May 02, 2019

Duckworth Advocates for Compensation for Illinois Communities with Nuclear Waste During Senate Hearing

 

[WASHINGTON, D.C.] — U.S. Senator Tammy Duckworth (D-IL) discussed the struggles many Illinois communities face with stranded nuclear waste at today’s U.S. Senate Committee on Environment and Public Works (EPW) hearing on the Nuclear Waste Policy Amendments Act of 2019. Duckworth questioned Geoff Fettus from the Natural Resources Defense Council’s Nuclear, Climate and Clean Energy Program today on the importance of developing a grant program to compensate communities like Zion, Illinois, who have been forced to dedicate otherwise valuable property to serve as interim storage sites for nuclear waste. That proposal is part of Duckworth’s Sensible, Timely Relief for America's Nuclear Districts' Economic Development (STRANDED) Act, a portion of which is included in the Nuclear Waste Policy Amendments Act of 2019. Video from today’s hearing is available here.

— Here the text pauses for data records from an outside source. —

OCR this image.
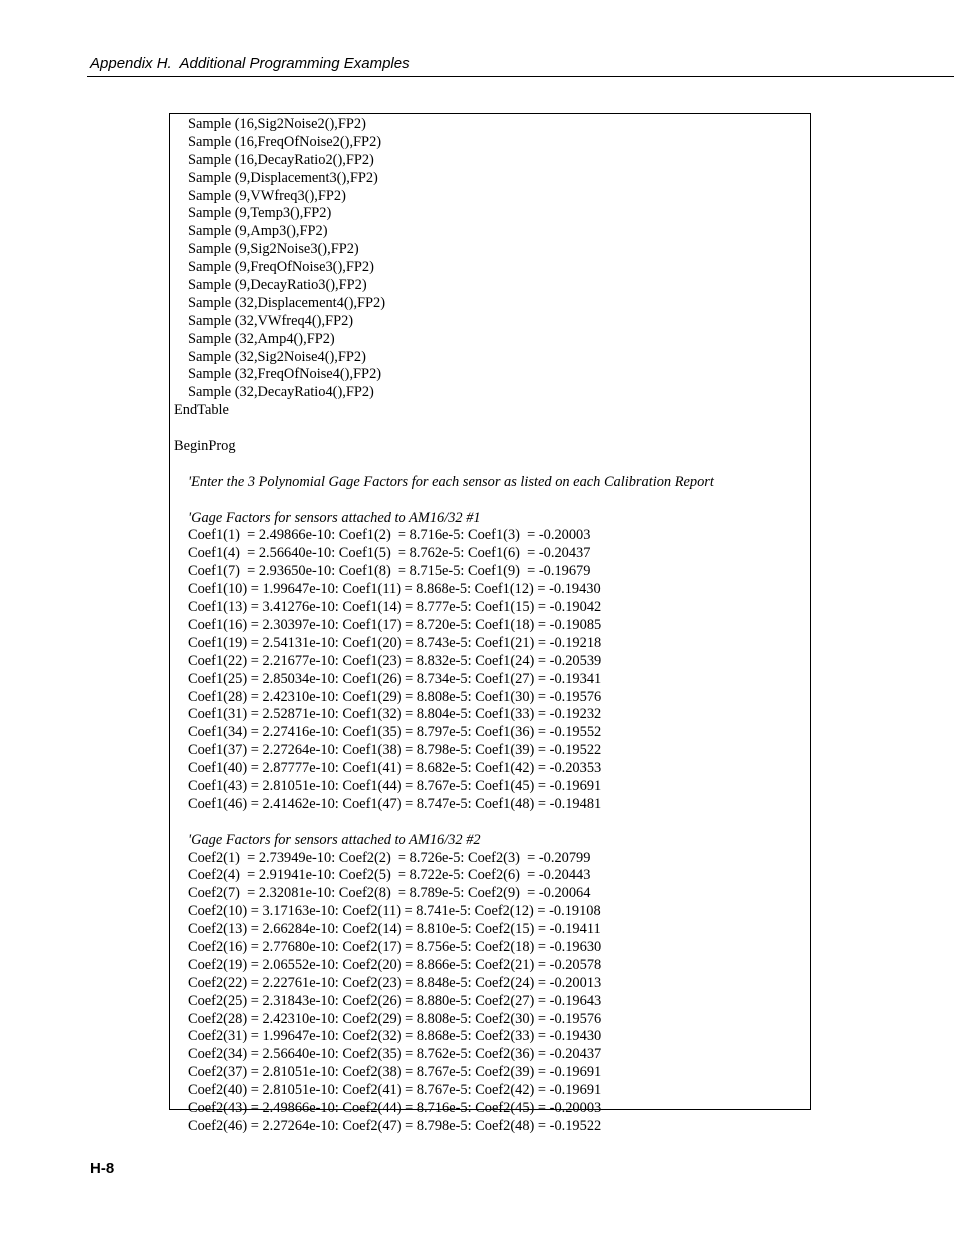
Appendix H.  Additional Programming Examples
Sample (16,Sig2Noise2(),FP2)
Sample (16,FreqOfNoise2(),FP2)
Sample (16,DecayRatio2(),FP2)
Sample (9,Displacement3(),FP2)
Sample (9,VWfreq3(),FP2)
Sample (9,Temp3(),FP2)
Sample (9,Amp3(),FP2)
Sample (9,Sig2Noise3(),FP2)
Sample (9,FreqOfNoise3(),FP2)
Sample (9,DecayRatio3(),FP2)
Sample (32,Displacement4(),FP2)
Sample (32,VWfreq4(),FP2)
Sample (32,Amp4(),FP2)
Sample (32,Sig2Noise4(),FP2)
Sample (32,FreqOfNoise4(),FP2)
Sample (32,DecayRatio4(),FP2)
EndTable
BeginProg
'Enter the 3 Polynomial Gage Factors for each sensor as listed on each Calibration Report
'Gage Factors for sensors attached to AM16/32 #1
Coef1(1)  = 2.49866e-10: Coef1(2)  = 8.716e-5: Coef1(3)  = -0.20003
Coef1(4)  = 2.56640e-10: Coef1(5)  = 8.762e-5: Coef1(6)  = -0.20437
Coef1(7)  = 2.93650e-10: Coef1(8)  = 8.715e-5: Coef1(9)  = -0.19679
Coef1(10) = 1.99647e-10: Coef1(11) = 8.868e-5: Coef1(12) = -0.19430
Coef1(13) = 3.41276e-10: Coef1(14) = 8.777e-5: Coef1(15) = -0.19042
Coef1(16) = 2.30397e-10: Coef1(17) = 8.720e-5: Coef1(18) = -0.19085
Coef1(19) = 2.54131e-10: Coef1(20) = 8.743e-5: Coef1(21) = -0.19218
Coef1(22) = 2.21677e-10: Coef1(23) = 8.832e-5: Coef1(24) = -0.20539
Coef1(25) = 2.85034e-10: Coef1(26) = 8.734e-5: Coef1(27) = -0.19341
Coef1(28) = 2.42310e-10: Coef1(29) = 8.808e-5: Coef1(30) = -0.19576
Coef1(31) = 2.52871e-10: Coef1(32) = 8.804e-5: Coef1(33) = -0.19232
Coef1(34) = 2.27416e-10: Coef1(35) = 8.797e-5: Coef1(36) = -0.19552
Coef1(37) = 2.27264e-10: Coef1(38) = 8.798e-5: Coef1(39) = -0.19522
Coef1(40) = 2.87777e-10: Coef1(41) = 8.682e-5: Coef1(42) = -0.20353
Coef1(43) = 2.81051e-10: Coef1(44) = 8.767e-5: Coef1(45) = -0.19691
Coef1(46) = 2.41462e-10: Coef1(47) = 8.747e-5: Coef1(48) = -0.19481
'Gage Factors for sensors attached to AM16/32 #2
Coef2(1)  = 2.73949e-10: Coef2(2)  = 8.726e-5: Coef2(3)  = -0.20799
Coef2(4)  = 2.91941e-10: Coef2(5)  = 8.722e-5: Coef2(6)  = -0.20443
Coef2(7)  = 2.32081e-10: Coef2(8)  = 8.789e-5: Coef2(9)  = -0.20064
Coef2(10) = 3.17163e-10: Coef2(11) = 8.741e-5: Coef2(12) = -0.19108
Coef2(13) = 2.66284e-10: Coef2(14) = 8.810e-5: Coef2(15) = -0.19411
Coef2(16) = 2.77680e-10: Coef2(17) = 8.756e-5: Coef2(18) = -0.19630
Coef2(19) = 2.06552e-10: Coef2(20) = 8.866e-5: Coef2(21) = -0.20578
Coef2(22) = 2.22761e-10: Coef2(23) = 8.848e-5: Coef2(24) = -0.20013
Coef2(25) = 2.31843e-10: Coef2(26) = 8.880e-5: Coef2(27) = -0.19643
Coef2(28) = 2.42310e-10: Coef2(29) = 8.808e-5: Coef2(30) = -0.19576
Coef2(31) = 1.99647e-10: Coef2(32) = 8.868e-5: Coef2(33) = -0.19430
Coef2(34) = 2.56640e-10: Coef2(35) = 8.762e-5: Coef2(36) = -0.20437
Coef2(37) = 2.81051e-10: Coef2(38) = 8.767e-5: Coef2(39) = -0.19691
Coef2(40) = 2.81051e-10: Coef2(41) = 8.767e-5: Coef2(42) = -0.19691
Coef2(43) = 2.49866e-10: Coef2(44) = 8.716e-5: Coef2(45) = -0.20003
Coef2(46) = 2.27264e-10: Coef2(47) = 8.798e-5: Coef2(48) = -0.19522
H-8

“Illinois is home to more nuclear reactors than any other state in the nation: 11 operating and three decommissioned,” Duckworth said. “Communities are struggling to deal with decommissioned nuclear power plants that have become de facto interim storage sites for stranded nuclear waste. Without consent or compensation, these communities and plants are paying the price for the federal government’s failure to find a permanent solution for spent nuclear fuel.”

The Nuclear Waste Policy Amendments Act of 2019 includes a section of Duckworth’s STRANDED Act, creating a stranded nuclear waste task force to help communities with stranded nuclear waste. Duckworth first introduced the STRANDED Act with Congressman Brad Schneider (D-IL-10) in 2017 to create a grants program to incentivize economic development and provide federal assistance to offset the economic impacts of stranded nuclear waste for the dozens of communities that are affected across the country. In Zion, Illinois, a decommissioned nuclear power station has housed more than 1,020 metric tons of spent nuclear fuel on valuable lakefront property since the plant’s closure in 1998, preventing the community from redeveloping the property for other purposes or using it to generate economic development.